A new stained glass window has been unveiled at Durham Cathedral in memory of a student.
The Illumination Window is the building's newest feature and has been revealed today in memory of Durham University student Sara Pilkington.
Having been clad in scaffolding since mid-March, the full extent of the window is now revealed, which was specially created by Chichester-based glass artist Mel Howse to serve as an enduring memorial to Sara.
Sara was a student in her final year at Collingwood College when she died suddenly in 2012.
Her parents, Jonathan and Jools Pilkington, who generously funded the new commission, said: "Illumination means to bring in light and our beautiful daughter, Sara, brought so much love and light into our lives.

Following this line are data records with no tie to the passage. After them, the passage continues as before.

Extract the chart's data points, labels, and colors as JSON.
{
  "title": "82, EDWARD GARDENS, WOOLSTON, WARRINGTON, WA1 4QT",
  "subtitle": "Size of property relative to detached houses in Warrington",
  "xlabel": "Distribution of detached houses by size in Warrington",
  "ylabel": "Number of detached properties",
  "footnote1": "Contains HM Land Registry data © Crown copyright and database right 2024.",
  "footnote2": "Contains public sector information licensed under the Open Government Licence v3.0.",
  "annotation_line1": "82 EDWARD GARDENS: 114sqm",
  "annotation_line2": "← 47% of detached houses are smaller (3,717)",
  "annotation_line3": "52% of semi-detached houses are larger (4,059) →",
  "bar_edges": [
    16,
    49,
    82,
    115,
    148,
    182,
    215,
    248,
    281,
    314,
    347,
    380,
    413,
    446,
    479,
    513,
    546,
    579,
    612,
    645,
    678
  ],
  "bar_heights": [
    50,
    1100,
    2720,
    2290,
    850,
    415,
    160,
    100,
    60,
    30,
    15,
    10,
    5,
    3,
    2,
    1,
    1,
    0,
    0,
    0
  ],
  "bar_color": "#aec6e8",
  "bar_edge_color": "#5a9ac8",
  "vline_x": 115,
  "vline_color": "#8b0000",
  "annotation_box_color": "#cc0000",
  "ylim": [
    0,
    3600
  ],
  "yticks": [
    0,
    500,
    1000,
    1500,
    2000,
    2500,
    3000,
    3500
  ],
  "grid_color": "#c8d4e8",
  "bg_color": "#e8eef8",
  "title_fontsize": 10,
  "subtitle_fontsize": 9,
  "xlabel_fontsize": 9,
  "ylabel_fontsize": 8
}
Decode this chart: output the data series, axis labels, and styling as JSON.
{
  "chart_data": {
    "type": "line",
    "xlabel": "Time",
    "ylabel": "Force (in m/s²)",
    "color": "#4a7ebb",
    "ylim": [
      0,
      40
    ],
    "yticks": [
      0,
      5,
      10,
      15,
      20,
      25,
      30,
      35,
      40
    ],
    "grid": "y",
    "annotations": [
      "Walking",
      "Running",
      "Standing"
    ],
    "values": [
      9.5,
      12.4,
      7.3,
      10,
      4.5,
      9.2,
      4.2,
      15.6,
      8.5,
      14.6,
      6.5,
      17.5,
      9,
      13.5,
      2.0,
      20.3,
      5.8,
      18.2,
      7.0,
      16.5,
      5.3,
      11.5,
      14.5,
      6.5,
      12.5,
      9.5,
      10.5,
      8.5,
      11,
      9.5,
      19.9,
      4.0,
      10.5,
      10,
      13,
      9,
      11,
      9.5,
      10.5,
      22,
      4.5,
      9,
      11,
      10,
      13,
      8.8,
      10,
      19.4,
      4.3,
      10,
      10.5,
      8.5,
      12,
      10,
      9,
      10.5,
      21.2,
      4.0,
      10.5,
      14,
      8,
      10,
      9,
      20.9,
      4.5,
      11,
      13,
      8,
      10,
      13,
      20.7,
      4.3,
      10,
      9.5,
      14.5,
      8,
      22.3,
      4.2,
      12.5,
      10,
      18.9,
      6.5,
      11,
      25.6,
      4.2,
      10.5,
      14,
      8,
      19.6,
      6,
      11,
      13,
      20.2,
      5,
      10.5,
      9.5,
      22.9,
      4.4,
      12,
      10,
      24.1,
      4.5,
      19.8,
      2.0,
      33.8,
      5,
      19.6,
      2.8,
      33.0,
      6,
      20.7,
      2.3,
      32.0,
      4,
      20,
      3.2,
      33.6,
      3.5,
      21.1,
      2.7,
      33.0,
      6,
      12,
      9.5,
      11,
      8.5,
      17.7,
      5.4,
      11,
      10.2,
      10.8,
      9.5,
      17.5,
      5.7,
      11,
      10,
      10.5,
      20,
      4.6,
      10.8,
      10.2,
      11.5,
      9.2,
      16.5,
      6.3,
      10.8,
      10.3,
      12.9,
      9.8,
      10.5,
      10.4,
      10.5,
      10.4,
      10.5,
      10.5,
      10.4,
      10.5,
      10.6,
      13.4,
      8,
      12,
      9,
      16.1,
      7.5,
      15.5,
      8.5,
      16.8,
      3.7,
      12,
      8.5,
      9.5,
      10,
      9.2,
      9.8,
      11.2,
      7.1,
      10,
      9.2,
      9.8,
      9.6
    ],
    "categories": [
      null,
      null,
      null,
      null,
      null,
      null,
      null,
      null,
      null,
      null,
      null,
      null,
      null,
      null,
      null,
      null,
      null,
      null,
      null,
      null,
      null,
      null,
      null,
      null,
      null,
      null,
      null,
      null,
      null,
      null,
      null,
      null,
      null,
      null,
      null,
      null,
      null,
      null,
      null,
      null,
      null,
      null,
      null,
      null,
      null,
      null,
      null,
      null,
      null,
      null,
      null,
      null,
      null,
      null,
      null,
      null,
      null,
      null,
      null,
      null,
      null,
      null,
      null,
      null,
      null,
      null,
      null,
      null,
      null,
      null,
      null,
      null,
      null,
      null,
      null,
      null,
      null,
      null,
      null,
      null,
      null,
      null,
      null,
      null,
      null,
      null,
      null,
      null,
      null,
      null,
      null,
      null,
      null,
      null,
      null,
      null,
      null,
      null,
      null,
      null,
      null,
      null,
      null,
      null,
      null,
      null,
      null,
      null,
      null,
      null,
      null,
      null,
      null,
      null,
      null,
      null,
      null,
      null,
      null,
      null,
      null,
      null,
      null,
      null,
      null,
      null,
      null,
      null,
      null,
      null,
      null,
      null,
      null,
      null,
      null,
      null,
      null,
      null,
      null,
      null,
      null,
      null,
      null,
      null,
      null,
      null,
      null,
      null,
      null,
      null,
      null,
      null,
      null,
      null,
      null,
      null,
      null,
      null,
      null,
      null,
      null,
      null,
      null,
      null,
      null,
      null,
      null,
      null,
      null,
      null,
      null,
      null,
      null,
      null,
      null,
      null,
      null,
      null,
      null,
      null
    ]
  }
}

"Her smile lit up the world of those around her. The Illumination Window is a fitting memorial to her."
With the strategic placement of the window on the north side of the cathedral, it looks out onto Durham University, providing a physical link to the student community and emphasising the strong connection between academic and spiritual learning.
Canon Chancellor of Durham Cathedral, Charlie Allen, said: "I am thrilled that this astonishing piece of art is now housed within the walls of Durham Cathedral.
"Its vibrancy illuminates the medieval fabric of the church and it is the final piece of stained glass to surround the Shrine of St Cuthbert, a fitting location given Cuthbert’s presence in the work.
"It reminds us of the commitment to academic learning which is deeply entrenched in our Christian heritage, but most of all, the work reminds us of Sara, one of God’s children, whose beauty and youth is now forever encapsulated in permanent form within the Cathedral."
As the first ever winner of the Queen Elizabeth Scholarship Trust (QEST) Award for Excellence in 2013 and the 2016 winner of The Building Crafts Award from the Sussex Heritage Trust, the compositional qualities of Mel Howse’s work are breath-taking, brilliantly capturing the elements of spirituality, beauty and vibrancy contained within the design brief.
While the window is open to interpretation, a natural landscape has been used as a vehicle for Sara’s story. The journey of learning is represented by the physical and ethereal presence of St Cuthbert and Jesus, with rising forms signifying the tangible link between the spiritual journey and life in the current age.
With the flashed glass of the window allowing more than one colour and shade within each piece, visitors will notice kaleidoscopic patterns projected onto the Shrine of St Cuthbert as light passes through.
Mel said: "The window is about a young vibrant person who was here one day and not here the next and that is a very strong story which remained at the forefront of my mind as I worked on the piece. Given its poignancy, the story runs like a thread through my design.
"I’ve worked very hard to achieve synergy between the architecture and glass work. What I didn’t want to do was to create a piece of very contemporary work that would not chime and respond to this absolutely incredible building."
The Illumination Window will be formally dedicated on Saturday, May 11, at the Cathedral's Evensong service at 5.15pm.